Tur, 42, was found drowned in the waters of Guantanmo Bay on Jan. 11, 2015.  An autopsy revealed that Tur had suffered injuries prior to his drowning.  At the time of Tur’s death, Nettleton was the commanding officer of GTMO. 

“Nettleton misled and obstructed the investigators attempting to determine what happened to Mr. Tur, and this sentence ensures that he will pay a heavy price,” said Acting Assistant Attorney General Brian C. Rabbitt of the Justice Department’s Criminal Division.  “That price, however, pales in comparison to that paid by the family of Mr. Tur, whose pain was compounded by Nettleton’s actions.  The Department of Justice was proud to work closely with the Naval Criminal Investigative Service (NCIS) to hold Nettleton accountable for his obstruction, concealment, and false statements.”
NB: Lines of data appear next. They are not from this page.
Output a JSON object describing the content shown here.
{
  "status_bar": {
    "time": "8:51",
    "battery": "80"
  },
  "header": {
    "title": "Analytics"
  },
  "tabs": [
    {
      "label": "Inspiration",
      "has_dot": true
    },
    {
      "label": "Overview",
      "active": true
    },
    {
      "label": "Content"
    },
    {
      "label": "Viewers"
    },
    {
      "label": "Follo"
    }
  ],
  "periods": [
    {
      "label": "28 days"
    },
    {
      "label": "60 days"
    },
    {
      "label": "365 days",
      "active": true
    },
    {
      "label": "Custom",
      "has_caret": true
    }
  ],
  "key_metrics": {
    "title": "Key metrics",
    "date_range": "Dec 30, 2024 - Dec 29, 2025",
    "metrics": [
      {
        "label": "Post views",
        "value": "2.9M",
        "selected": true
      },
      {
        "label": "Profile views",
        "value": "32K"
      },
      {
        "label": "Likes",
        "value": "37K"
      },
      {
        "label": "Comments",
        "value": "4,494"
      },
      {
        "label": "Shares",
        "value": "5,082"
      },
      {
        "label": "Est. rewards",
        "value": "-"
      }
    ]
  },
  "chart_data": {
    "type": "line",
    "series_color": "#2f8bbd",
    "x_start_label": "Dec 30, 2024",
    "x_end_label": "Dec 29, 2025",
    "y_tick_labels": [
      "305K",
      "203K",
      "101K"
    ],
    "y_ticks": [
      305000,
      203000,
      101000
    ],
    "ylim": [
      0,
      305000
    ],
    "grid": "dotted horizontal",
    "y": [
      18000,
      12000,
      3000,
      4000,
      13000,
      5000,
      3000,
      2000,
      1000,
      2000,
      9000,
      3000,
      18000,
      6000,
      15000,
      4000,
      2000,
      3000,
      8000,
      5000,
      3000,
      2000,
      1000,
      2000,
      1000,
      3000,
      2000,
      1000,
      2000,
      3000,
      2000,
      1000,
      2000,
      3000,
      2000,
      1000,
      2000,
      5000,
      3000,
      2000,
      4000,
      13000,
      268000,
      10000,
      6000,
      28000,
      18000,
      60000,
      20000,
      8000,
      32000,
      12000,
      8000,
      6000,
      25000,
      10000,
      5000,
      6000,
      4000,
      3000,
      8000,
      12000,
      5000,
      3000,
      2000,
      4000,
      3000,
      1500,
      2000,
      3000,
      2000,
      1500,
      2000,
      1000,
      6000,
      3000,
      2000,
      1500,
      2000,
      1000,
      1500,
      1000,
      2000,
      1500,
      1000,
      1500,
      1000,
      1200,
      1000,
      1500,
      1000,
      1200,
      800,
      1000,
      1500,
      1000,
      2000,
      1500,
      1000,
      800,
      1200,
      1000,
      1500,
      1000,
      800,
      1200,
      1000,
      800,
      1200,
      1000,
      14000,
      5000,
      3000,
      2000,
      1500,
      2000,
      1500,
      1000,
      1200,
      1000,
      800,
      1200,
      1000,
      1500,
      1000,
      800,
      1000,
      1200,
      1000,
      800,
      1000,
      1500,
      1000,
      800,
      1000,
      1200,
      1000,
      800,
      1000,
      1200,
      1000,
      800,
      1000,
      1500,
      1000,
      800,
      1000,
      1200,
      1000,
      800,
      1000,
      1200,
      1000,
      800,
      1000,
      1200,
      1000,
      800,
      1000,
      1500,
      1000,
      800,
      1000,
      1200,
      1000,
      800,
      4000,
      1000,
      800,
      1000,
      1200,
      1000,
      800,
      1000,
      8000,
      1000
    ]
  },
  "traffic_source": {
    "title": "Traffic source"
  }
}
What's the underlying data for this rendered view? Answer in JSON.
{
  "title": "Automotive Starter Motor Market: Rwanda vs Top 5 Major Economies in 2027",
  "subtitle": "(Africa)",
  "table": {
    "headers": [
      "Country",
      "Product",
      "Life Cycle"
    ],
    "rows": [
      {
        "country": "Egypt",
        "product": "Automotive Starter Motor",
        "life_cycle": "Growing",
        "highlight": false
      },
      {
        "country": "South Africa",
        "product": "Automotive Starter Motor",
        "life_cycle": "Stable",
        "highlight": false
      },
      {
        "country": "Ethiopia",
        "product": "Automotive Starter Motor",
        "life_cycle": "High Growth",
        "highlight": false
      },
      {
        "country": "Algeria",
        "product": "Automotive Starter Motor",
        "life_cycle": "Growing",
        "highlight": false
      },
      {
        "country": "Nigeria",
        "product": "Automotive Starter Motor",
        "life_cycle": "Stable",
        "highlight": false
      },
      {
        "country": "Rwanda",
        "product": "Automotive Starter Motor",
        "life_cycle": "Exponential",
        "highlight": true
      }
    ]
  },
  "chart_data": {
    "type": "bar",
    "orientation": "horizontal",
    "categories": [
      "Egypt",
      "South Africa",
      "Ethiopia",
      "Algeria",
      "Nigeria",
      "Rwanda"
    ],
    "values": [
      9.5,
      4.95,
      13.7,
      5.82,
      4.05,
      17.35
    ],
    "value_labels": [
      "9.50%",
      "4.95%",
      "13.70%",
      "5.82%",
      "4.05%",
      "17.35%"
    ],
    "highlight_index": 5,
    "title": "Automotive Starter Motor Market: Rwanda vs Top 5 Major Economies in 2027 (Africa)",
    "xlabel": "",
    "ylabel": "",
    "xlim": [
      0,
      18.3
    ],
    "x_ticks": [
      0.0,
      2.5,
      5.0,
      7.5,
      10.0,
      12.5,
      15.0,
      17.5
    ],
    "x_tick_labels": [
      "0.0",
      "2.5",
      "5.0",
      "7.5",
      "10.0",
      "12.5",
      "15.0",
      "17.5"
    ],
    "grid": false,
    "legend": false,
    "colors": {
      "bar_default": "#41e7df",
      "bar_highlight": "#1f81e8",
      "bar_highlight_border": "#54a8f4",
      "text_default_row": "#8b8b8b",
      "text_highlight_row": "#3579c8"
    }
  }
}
“By deliberately misleading NCIS in the search for Mr. Tur and the ensuing investigation into the circumstances of his death, Captain Nettleton delayed justice and wasted valuable Department of the Navy resources,” said Special Agent in Charge Thomas Cannizzo of the NCIS Southeast Field Office.  “NCIS is dedicated to holding accountable those who unlawfully impede investigations.”

The facts developed at trial showed that Tur confronted Nettleton at a party at the GTMO Officers’ Club on Jan. 9, 2015, with allegations that Nettleton and Tur’s spouse had engaged in an extramarital affair.  Later that same evening, Tur went to Nettleton’s residence and a physical altercation ensued that left Tur injured.  Tur was reported missing on Jan. 10, 2015, by other residents of GTMO.  Despite knowing that Tur had been at his residence and injured during the altercation, Nettleton falsely informed his superior officers and other Navy personnel that Tur had last been seen at the Officer’s Club the night before.  Nettleton also did not report that Tur had accused him of the extramarital affair, that Nettleton and Tur had engaged in a physical altercation at Nettleton’s residence, or that Tur had been injured.  Nettleton persisted in this concealment and these false statements as the search for Tur and then the investigation into the circumstances of his death continued.

NCIS investigated the case and Deputy Chiefs Todd Gee and Peter M. Nothstein of the Criminal Division’s Public Integrity Section prosecuted the case.